On Tuesday, an exhibition that displays the relationship between Chinese and Japanese cultures was unveiled in Osaka, Japan, the latest in a set of warm-up activities ahead of the opening of the photography center.
The exhibition features 50 photos taken by Zhao Hui, a renowned Shanghai photographer who will operate the center after it opens.
The photos were taken in the two countries, some in Pengpu, displaying Buddhist temples, traditional clothes and folk customs.
“We can see through the photos how the two countries absorb each other’s culture,” said Zhao.
His photographs highlight some interesting comparisons, such as that between young women in kimono in Japan and in qipao in China’s watertowns, and the contrast between Japan’s Kabuki performers and China’s Kunqu Opera artists.
Some of Japan's Buddhist temples can find their prototypes in China. Daming Temple in China’s Yangzhou, Jiangsu Province, for example, and Toshodai-ji in Japan’s Nara are both related to renowned Chinese monk Jianzhen.
Jianzhen popularized Buddhism in Japan in China's Tang Dynasty (AD 618-907) and introduced a great deal of Chinese culture during his 10-year stay in Japan. He designed the Toshodai-ji, now a World Heritage Site.
Li Tianran, Chinese consul general in Osaka, said the cultural exchanges between the two countries are long-lasting, and this exhibition will introduce Chinese culture to more Japanese people.
The exhibition will run through June 16 at the Rihga Royal Hotel art gallery. Then it will tour Osaka during the G20 Osaka Summit. In September, it will return to Shanghai.
Osaka is a sister city of Shanghai, and the two have enjoyed ties for 45 years. Currently, half of the overseas visitors to Osaka are from the Chinese mainland.
Osaka also has some connection with Pengpu.
Photography became popular among farmers in Pengpu in the late 1970s, and they soon earned fame across the country. In 1988, some of the photographers, mostly farmers, were invited to display their work in Izumisano, a city administered by Osaka, becoming the Chinese mainland’s first non-government photography group to hold an exhibition abroad.
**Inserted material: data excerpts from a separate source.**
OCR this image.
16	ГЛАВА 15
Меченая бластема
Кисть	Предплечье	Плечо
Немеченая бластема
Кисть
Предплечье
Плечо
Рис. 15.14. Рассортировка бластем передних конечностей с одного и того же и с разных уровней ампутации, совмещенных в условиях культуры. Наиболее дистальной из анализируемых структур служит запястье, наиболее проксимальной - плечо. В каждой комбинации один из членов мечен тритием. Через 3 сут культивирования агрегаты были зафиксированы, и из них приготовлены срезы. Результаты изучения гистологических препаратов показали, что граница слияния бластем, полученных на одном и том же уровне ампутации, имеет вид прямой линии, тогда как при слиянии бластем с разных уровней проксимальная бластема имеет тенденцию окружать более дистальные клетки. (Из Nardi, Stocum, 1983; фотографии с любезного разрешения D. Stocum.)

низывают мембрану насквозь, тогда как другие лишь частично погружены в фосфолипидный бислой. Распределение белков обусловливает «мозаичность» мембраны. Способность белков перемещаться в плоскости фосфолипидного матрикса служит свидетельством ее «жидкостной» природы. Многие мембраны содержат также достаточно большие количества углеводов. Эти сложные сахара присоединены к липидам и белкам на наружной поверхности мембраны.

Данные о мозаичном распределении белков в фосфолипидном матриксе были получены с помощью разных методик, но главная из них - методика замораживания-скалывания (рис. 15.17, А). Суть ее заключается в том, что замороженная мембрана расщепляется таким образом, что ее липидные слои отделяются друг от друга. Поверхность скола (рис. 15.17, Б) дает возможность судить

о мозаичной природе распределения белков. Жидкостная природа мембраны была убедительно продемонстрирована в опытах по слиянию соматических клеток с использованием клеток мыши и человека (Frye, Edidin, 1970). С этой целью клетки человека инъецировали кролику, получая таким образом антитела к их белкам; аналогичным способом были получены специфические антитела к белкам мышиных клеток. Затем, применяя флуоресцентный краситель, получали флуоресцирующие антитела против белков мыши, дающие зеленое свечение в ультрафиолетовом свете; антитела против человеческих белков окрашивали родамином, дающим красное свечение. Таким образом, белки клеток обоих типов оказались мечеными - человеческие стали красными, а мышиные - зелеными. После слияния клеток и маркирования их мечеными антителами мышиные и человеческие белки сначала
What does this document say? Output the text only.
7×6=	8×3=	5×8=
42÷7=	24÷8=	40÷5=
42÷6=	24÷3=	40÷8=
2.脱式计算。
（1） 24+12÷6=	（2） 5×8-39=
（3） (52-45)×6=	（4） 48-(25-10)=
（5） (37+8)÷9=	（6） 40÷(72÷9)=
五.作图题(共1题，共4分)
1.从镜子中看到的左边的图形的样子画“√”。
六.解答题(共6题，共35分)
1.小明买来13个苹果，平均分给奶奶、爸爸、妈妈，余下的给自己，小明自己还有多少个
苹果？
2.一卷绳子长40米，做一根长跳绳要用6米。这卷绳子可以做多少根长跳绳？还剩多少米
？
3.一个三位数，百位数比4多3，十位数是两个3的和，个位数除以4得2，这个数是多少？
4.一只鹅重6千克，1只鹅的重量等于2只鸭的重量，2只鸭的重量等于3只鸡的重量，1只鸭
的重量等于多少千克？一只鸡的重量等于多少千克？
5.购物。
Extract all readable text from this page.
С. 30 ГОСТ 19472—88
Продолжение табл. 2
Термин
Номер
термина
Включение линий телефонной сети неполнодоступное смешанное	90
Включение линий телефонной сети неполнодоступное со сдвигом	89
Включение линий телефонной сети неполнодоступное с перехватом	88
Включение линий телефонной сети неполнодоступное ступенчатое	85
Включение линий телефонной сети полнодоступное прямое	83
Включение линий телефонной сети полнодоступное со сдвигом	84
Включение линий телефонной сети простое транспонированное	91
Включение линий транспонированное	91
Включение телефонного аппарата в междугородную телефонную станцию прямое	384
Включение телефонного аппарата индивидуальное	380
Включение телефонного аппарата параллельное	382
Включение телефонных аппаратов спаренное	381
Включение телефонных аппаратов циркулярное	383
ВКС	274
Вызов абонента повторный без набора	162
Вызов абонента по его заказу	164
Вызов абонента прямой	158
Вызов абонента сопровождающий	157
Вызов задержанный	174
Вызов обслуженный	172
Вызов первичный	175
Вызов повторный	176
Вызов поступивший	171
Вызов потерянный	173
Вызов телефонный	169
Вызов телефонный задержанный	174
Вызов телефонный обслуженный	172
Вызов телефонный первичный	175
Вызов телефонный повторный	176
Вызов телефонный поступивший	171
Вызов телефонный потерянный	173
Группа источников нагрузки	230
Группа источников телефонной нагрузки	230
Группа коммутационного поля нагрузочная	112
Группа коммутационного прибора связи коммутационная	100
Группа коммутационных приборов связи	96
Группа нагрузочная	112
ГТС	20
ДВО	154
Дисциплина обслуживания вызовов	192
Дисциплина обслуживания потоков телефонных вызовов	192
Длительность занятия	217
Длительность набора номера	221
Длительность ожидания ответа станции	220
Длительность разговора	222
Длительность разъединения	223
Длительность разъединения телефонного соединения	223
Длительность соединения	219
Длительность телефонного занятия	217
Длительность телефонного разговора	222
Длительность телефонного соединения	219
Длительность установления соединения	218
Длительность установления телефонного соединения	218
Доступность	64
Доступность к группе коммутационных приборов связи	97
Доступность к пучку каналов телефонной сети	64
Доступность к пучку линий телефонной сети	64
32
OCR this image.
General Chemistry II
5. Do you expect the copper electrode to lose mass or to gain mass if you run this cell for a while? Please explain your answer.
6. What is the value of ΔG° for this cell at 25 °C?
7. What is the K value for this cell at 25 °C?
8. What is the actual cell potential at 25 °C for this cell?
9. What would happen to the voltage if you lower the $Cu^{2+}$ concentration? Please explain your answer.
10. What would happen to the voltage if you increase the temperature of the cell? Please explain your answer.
“At that time, we displayed purely local rural life, and it really caused some sensation in Japan,” said Li Weimin, one of the picture-takers. “Today, farmland has been replaced by buildings, and there are no farmers any longer. Pengpu has turned into a modern beautiful community.”
Yang said more exhibitions and classes will be available locally to foster budding photographers. Teams will be established in every neighborhood, and photographs exhibited along major roads.
“Along with the opening of the photography center, the first township photography art festival will also be held,” said Zhao. “We plan to cooperate with local consulates of Europe Union countries and hold exhibitions. It is expected to be a lasting project.”